In some pharmaceutical trials, a large group of people with similar symptoms is divided into two smaller groups. One group is given the "real" drug; while one group is given a sugar pill that looks identical to the "real" drug. All of the test subjects have the same symptoms or complaints; and they all took place in the same study where they were all given identical pills by doctors in white lab coats carrying clipboards. And a certain number out of BOTH groups gets better EVERY SINGLE TIME! In fact, about a third of the "real" drug group and a third of the placebo (control) group - on average - experience the same degree of relief most of the time.

So, instead of grouping the people in groups based on what pill they took, why not group the all the people who got better together - and all those who did not in the other group. What do all the people who got better have in common? Everything except for what was actually inside the pill; which is the same - a mix of "real" drugs and placebos - for the group that did not improve. In other words, placebo tests ACTUALLY divide people into two groups AFTER the test is completed: Those who can heal no matter what they take - as long as they have something to believe in; and those who don't heal regardless of what they take - those who lack whatever "Healing Factor" is present in those who can heal whether they take sugar, or some chemical compound manufactured for profit.

Mind Over Medicine

The bottom line is simple: If you have a desire to get well, a plan to get well, no reason to not be well, and enough faith to follow through with your plan - there's a good chance it will work no matter what the plan is. All known illnesses have been survived by someone; and all illnesses for which drugs are manufactured have been successfully treated with placebos. A physician once wrote that "the entire history of medicine" could just as easily be called "the history of placebo." It seems that people have always become ill, and become well, and the culprit -- and cure -- is, and has always been, the mind.

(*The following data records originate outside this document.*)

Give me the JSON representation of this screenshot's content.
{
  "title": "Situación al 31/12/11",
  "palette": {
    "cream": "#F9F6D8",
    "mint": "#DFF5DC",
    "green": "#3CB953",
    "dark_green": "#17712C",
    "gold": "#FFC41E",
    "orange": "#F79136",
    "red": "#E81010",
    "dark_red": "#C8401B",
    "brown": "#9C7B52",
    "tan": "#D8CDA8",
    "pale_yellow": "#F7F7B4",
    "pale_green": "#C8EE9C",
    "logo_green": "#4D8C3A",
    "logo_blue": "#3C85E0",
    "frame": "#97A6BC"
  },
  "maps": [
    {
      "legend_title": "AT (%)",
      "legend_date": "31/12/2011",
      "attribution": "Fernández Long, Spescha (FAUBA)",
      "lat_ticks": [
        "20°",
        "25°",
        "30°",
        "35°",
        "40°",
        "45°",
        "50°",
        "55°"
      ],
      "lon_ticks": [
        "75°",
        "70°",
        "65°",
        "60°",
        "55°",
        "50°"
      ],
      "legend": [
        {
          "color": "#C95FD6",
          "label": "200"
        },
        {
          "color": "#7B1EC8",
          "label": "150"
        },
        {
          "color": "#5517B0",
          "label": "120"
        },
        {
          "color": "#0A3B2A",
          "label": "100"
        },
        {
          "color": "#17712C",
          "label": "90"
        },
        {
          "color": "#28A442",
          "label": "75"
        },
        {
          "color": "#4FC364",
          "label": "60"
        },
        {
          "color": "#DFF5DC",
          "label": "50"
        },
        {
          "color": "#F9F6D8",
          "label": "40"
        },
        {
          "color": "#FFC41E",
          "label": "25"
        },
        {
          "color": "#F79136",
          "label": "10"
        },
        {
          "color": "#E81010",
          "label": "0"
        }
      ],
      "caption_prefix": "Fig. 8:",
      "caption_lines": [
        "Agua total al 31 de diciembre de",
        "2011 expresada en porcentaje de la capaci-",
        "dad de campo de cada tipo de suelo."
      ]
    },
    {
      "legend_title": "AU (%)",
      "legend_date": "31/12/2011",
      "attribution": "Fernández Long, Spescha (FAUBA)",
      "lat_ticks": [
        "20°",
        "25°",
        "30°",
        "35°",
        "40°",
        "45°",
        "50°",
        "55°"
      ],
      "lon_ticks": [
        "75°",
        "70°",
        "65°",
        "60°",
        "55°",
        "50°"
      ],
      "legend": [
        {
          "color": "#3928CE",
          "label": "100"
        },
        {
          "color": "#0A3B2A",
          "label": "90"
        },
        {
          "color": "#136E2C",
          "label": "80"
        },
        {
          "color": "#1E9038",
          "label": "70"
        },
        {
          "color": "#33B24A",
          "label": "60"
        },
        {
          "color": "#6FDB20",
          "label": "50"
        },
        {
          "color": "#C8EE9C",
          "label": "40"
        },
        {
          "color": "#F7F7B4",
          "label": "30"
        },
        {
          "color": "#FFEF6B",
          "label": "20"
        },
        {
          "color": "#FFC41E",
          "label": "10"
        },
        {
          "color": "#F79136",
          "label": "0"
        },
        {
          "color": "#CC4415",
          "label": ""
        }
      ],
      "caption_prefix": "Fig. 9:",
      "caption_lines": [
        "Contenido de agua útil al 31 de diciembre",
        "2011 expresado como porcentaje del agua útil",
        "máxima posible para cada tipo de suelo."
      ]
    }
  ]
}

The mind-body connection has always been a "medical" issue. The term, "psycho-somatic" doesn't mean that the person with a psychosomatic illness is "faking;" it simply reflects the nature of the illness -- beginning in the mind (psyche) and ending-up as an expression in the body (soma). Just as placebos have always been used to cure, their counterpart -- nocebos -- are suggestions that convince a person to experience an immune response, or even an allergic reaction; there have even been cases of what has been called, "death by suggestion," wherein a patient dies because they are convinced they should.

The mind is very powerful. Your mind can make you ill, or it can help you heal. With the power of the mind, you can literally overcome any problem, obstacle, or illness -- even what have been mislabeled as, "incurable." In fact, people have overcome all manner of illness with all manner of cures, including: Drugs; Herbs; Healing springs; Prayer; Placebos; Surgery; "Miracles;" Blessings from religious figures; Holy relics, shrines, and other monuments; Holy water; Hypnosis; Psychology; Acupuncture; Ayurveda; Reiki; Energy medicine; Chiropractic; and literally hundreds of other approaches all having one thing in common - they were all used faithfully by someone seeking to be well. It doesn't matter what's in the pill; all that matters is what's in your mind and heart.